The most common adverse effect is drowsiness; other common side effects include dizziness, irritability, headache, and abdominal pain.²⁴ Short-term studies of α₂ agonist treatment of ADHD have shown small, non-clinically significant reductions in heart rate and blood pressure; α₂ agonist-associated bradycardia, increased QT interval, and cardiac arrhythmias have been reported,^7,24,27 as well as rebound hypertension with abrupt discontinuation.²⁴ Screen patients for a personal and family history of cardiovascular risk factors and, if present, evaluate further before initiating α₂ agonists.

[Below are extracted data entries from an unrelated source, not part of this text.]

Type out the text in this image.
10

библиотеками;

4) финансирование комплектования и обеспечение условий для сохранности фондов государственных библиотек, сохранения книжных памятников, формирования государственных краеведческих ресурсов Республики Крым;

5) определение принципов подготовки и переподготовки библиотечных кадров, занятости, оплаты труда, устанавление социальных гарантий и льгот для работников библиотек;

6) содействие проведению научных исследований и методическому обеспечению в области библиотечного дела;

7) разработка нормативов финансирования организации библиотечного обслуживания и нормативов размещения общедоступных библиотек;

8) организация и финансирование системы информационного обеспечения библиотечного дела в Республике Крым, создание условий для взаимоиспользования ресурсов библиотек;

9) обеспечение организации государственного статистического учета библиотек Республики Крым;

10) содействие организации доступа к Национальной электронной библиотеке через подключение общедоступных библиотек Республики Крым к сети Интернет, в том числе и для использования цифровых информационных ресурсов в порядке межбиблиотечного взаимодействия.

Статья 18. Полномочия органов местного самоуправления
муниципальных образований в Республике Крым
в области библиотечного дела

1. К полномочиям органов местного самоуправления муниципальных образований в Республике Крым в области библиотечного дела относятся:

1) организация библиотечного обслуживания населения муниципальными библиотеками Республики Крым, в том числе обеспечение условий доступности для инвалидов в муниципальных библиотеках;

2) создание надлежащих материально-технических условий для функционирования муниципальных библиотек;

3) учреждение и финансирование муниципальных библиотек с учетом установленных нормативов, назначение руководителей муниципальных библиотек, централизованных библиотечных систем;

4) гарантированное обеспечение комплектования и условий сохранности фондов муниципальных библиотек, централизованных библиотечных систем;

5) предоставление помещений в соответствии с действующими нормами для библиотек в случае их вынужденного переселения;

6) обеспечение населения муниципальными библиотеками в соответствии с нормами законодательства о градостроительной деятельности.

Combining ADHD medication classes

Combination therapy with >1 ADHD medications is employed when 1 class does not provide adequate symptom coverage or produces problematic side effects.^8,24 Psychostimulants can be combined with low-dose atomoxetine (0.5 to 1.0 mg/kg/d) when atomoxetine does not adequately cover ADHD symptoms in school, or when psychostimulants do not adequately cover evening symptoms or patients experience problems with evening psychostimulant rebound.⁸ To date, prospective data on the safety and efficacy of combining atomoxetine and psychostimulants are limited, but what evidence is available suggests improved symptom control for some, but not all, patients, and a lack of serious adverse events.²⁸

Psychostimulants have been combined with α₂agonists when children have an inadequate response to psychostimulants alone, or in cases of ADHD comorbid with aggression or tics.²⁴ Although early case reports raised concern about the safety of combining psychostimulants and α₂ agonists, subsequent studies suggest that clonidine and guanfacine generally are well-tolerated when co-administered with psychostimulants.^24,27,29

Case continued

Molly has derived substantial benefit from long-acting methylphenidate during the school day, but continues to have significant ADHD-related impairment in the mornings and evenings. Her physician tried afternoon dosing of immediate-release methylphenidate to address evening difficulties, but Molly experienced insomnia. It would be reasonable to consider adjunctive therapy with a non-stimulant medication. A medication that can provide round-the-clock ADHD symptom coverage—such as atomoxetine, guanfacine ER, or clonidine ER—could be added to her current day-time psychostimulant treatment, potentially improving her functioning at home before school and in the evenings.